In the same way, if $X[n] = -X[n+N/2$], then $X$ can have only odd-numbered harmonics. This allows us easily to split any desired waveform into its even- and odd-numbered harmonics. (This is equivalent to using a comb filter to extract even or odd harmonics; see Chapter 7.)

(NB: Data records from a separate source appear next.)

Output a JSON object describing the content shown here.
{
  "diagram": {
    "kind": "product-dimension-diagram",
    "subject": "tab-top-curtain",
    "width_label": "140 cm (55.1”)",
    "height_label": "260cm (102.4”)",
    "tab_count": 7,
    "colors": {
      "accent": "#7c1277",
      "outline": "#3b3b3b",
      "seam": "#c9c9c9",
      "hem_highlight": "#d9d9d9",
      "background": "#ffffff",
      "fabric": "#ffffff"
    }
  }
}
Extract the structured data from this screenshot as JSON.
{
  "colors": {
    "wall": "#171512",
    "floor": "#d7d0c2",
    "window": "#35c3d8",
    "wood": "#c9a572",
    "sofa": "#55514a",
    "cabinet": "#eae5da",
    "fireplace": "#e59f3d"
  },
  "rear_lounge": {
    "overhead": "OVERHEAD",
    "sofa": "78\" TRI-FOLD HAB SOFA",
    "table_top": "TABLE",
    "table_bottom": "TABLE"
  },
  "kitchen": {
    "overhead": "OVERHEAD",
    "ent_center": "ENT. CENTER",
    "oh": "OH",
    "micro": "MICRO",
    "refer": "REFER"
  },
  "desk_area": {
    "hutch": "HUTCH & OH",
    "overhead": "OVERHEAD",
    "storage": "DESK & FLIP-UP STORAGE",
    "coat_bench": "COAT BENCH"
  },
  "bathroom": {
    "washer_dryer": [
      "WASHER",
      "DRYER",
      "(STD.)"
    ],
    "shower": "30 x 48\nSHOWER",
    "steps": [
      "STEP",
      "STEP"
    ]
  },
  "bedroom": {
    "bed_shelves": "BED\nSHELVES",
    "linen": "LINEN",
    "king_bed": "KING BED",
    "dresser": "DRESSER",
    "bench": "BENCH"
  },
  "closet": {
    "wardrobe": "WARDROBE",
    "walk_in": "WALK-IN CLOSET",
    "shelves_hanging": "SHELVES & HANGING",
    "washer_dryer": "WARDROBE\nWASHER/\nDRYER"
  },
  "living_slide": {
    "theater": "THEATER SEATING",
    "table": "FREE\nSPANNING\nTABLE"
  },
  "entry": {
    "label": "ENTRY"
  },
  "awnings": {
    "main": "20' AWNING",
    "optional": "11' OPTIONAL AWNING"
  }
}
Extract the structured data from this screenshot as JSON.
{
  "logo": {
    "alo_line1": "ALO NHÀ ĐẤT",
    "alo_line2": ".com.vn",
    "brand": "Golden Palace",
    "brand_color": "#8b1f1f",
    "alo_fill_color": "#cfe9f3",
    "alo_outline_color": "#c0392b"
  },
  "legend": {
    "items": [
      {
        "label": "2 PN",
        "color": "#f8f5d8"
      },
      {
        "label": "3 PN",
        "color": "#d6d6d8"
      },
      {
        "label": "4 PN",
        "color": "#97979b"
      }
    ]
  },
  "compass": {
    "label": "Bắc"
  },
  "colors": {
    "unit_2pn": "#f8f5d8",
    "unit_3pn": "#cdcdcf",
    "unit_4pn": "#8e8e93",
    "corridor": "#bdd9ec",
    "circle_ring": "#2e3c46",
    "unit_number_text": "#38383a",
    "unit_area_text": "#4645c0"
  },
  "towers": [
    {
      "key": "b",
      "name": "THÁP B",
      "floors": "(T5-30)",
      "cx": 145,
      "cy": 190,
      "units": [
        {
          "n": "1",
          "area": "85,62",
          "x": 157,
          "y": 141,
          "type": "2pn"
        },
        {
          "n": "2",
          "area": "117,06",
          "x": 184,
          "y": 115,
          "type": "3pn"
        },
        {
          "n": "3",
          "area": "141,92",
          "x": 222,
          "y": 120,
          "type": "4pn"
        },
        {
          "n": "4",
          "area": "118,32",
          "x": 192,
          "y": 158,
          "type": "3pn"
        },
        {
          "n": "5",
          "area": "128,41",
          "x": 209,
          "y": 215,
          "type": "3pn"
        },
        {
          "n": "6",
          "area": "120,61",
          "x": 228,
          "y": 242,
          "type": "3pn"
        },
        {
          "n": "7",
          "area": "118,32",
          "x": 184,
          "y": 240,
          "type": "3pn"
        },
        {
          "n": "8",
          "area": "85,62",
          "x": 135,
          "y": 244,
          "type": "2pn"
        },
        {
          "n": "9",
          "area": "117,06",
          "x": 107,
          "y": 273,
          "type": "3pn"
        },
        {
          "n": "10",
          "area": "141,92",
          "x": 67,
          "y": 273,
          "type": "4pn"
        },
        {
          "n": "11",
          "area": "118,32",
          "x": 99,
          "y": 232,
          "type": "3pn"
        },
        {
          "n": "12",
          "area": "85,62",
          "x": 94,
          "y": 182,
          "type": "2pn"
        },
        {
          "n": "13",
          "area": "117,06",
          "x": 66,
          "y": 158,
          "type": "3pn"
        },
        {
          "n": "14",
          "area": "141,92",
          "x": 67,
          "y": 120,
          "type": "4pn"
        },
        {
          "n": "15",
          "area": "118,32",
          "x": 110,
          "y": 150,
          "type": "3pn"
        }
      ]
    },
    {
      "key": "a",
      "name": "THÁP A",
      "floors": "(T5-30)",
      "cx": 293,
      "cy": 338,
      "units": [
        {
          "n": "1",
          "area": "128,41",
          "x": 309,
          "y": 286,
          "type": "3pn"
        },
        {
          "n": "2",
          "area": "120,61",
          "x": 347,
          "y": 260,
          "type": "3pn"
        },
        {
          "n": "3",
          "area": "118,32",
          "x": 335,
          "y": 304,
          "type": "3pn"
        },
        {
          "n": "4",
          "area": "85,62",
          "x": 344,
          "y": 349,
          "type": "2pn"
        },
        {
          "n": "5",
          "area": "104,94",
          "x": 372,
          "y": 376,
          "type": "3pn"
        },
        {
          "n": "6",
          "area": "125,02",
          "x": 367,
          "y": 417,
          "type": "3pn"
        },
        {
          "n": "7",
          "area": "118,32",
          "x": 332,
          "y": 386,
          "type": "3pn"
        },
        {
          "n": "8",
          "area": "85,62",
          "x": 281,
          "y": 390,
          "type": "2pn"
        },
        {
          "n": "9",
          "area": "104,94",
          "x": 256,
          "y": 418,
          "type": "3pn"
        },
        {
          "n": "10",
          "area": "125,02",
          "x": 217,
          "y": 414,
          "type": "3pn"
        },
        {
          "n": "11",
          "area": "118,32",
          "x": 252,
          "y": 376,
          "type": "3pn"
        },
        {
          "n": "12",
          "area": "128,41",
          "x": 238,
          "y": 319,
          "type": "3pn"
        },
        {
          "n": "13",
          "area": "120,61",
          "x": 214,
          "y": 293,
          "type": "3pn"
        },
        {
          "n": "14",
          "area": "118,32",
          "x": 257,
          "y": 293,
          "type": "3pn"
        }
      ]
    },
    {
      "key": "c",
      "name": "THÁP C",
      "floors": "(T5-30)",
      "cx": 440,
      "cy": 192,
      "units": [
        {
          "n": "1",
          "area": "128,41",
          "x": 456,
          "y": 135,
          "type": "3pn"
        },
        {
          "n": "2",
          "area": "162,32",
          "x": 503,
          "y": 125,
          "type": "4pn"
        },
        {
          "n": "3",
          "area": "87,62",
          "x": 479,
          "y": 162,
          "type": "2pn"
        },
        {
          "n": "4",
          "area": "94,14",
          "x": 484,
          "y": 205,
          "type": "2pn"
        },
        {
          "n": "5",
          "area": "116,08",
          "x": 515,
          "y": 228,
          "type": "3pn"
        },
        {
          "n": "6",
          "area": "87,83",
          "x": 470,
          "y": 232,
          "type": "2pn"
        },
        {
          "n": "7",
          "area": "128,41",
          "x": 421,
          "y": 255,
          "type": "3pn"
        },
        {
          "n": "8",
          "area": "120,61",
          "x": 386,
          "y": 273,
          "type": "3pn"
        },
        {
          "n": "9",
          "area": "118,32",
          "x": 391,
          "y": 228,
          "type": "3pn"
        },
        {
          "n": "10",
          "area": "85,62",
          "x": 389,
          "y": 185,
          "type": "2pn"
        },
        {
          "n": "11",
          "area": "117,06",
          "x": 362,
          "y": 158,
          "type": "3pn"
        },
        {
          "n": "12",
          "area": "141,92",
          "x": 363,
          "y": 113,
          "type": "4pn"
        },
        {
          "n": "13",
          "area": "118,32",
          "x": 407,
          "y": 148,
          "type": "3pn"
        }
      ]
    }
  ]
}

To derive the second symmetry relation we compare $X[n]$ with its time reversal, $X[-n]$ (or, equivalently, since $X$ repeats every $N$ samples, with $X[N-n]$). The Fourier series becomes:

$$X[-n] = A[0] + A[1](\cos(\omega n) - i \sin(\omega n)) + \cdots$$

$$+ A[N-1](\cos(\omega (N-1) n) - i \sin(\omega (N-1) n))$$

(since the cosine function is even and the sine function is odd). In the same way as before we can extract the cosines by forming $X'[n]$ as half the sum:

$$X'[n] = {{X[n] + X[-n]}\over 2} = A[0] + A[1]\cos(\omega n)+ \cdots + A[N-1]\cos(\omega (N-1) n)$$

and $X''[n]$ as half the difference divided by $i$:

$$X''[n] = {{X[n] - X[-n]}\over {2i}} = A[1]\sin(\omega n)+ \cdots + A[N-1]\sin(\omega (N-1) n)$$

So if $X[n]$ satisfies $X[-n] = X[n]$ the Fourier series consists of cosine terms only; if $X[-n] = -X[n]$ it consists of sine terms only; and as before we can decompose any $X[n]$ (that repeats every $N$ samples) as a sum of the two.